Information Decomposition of Target Effects from Multi-Source Interactions: Perspectives on Previous, Current and Future Work

The formulation of the Partial Information Decomposition (PID) framework by Williams and Beer in 2010 attracted a significant amount of attention to the problem of defining redundant (or shared), unique and synergistic (or complementary) components of mutual information that a set of source variables provides about a target. This attention resulted in a number of measures proposed to capture these concepts, theoretical investigations into such measures, and applications to empirical data (in particular to datasets from neuroscience). In this Special Issue on “Information Decomposition of Target Effects from Multi-Source Interactions” at Entropy, we have gathered current work on such information decomposition approaches from many of the leading research groups in the field. We begin our editorial by providing the reader with a review of previous information decomposition research, including an overview of the variety of measures proposed, how they have been interpreted and applied to empirical investigations. We then introduce the articles included in the special issue one by one, providing a similar categorisation of these articles into: i. proposals of new measures; ii. theoretical investigations into properties and interpretations of such approaches, and iii. applications of these measures in empirical studies. We finish by providing an outlook on the future of the field.

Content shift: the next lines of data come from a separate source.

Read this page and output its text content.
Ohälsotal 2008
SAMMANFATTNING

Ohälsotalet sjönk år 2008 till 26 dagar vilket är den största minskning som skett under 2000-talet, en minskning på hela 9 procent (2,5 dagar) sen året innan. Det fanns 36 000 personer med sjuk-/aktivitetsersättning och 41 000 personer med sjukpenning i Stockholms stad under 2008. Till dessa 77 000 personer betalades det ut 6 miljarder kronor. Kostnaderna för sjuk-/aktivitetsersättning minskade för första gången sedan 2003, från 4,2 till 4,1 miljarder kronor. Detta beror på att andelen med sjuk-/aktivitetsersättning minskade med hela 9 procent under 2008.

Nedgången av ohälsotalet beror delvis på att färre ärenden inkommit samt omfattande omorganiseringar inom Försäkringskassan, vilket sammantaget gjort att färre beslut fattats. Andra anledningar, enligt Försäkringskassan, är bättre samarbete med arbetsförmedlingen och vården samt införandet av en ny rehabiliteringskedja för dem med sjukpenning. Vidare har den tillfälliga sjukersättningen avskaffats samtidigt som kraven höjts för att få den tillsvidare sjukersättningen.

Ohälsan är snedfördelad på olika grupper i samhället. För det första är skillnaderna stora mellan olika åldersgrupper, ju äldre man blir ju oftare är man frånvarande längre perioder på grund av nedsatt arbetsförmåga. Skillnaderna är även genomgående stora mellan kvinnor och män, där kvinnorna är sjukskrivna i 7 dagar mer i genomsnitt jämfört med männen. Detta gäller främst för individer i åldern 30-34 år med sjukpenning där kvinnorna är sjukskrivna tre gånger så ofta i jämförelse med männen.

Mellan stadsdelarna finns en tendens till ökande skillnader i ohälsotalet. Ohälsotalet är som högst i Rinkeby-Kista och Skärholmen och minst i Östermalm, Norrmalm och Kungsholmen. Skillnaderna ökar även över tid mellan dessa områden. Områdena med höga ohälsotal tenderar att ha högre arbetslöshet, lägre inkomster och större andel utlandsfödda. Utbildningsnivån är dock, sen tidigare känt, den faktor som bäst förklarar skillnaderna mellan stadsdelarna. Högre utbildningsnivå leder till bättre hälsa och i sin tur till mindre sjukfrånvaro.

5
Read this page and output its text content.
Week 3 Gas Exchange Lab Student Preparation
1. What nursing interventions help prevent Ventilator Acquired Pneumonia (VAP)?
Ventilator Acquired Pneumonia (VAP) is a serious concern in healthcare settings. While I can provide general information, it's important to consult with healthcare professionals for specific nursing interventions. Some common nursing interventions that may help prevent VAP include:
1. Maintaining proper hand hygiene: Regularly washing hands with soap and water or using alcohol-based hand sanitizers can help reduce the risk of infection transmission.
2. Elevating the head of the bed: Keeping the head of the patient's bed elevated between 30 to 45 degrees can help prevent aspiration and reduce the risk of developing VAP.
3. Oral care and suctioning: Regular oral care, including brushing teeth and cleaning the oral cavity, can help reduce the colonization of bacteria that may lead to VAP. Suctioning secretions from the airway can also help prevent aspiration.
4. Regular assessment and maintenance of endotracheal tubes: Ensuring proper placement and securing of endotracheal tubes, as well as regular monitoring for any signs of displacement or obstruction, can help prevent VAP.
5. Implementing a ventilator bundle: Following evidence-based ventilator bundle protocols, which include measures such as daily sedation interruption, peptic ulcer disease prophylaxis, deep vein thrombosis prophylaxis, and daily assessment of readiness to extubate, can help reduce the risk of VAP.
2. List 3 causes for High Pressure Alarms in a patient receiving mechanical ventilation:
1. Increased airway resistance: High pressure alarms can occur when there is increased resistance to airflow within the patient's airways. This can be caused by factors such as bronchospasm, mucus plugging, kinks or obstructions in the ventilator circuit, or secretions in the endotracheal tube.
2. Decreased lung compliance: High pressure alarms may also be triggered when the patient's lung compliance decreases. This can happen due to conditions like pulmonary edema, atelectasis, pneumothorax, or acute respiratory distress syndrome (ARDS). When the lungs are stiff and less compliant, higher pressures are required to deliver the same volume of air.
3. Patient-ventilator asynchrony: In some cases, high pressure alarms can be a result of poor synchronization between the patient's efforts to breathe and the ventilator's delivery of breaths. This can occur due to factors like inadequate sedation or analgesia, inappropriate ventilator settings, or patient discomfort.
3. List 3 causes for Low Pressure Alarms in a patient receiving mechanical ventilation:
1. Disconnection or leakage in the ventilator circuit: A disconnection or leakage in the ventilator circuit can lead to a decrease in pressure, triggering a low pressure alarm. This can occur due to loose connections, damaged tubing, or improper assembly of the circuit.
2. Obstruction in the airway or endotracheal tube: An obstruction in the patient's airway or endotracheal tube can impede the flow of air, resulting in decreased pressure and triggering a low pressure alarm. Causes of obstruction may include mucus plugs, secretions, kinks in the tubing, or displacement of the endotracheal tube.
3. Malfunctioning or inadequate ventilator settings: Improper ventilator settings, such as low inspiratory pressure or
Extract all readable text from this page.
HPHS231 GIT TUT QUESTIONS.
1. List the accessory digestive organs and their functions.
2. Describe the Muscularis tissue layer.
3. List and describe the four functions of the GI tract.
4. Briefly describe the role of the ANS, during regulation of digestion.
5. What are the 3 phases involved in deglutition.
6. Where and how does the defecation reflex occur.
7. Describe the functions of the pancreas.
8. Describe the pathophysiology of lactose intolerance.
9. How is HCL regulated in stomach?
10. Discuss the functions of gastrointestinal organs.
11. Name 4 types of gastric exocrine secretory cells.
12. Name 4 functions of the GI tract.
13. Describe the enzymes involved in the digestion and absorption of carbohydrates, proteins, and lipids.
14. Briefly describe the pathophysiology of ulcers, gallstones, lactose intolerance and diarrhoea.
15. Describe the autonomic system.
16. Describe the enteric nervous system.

Pointwise Partial Information Decomposition Using the Specificity and Ambiguity Lattices

What are the distinct ways in which a set of predictor variables can provide information about a target variable? When does a variable provide unique information, when do variables share redundant information, and when do variables combine synergistically to provide complementary information? The redundancy lattice from the partial information decomposition of Williams and Beer provided a promising glimpse at the answer to these questions. However, this structure was constructed using a much criticised measure of redundant information, and despite sustained research, no completely satisfactory replacement measure has been proposed. In this paper, we take a different approach, applying the axiomatic derivation of the redundancy lattice to a single realisation from a set of discrete variables. To overcome the difficulty associated with signed pointwise mutual information, we apply this decomposition separately to the unsigned entropic components of pointwise mutual information which we refer to as the specificity and ambiguity. This yields a separate redundancy lattice for each component. Then based upon an operational interpretation of redundancy, we define measures of redundant specificity and ambiguity enabling us to evaluate the partial information atoms in each lattice. These atoms can be recombined to yield the sought-after multivariate information decomposition. We apply this framework to canonical examples from the literature and discuss the results and the various properties of the decomposition. In particular, the pointwise decomposition using specificity and ambiguity satisfies a chain rule over target variables, which provides new insights into the so-called two-bit-copy example.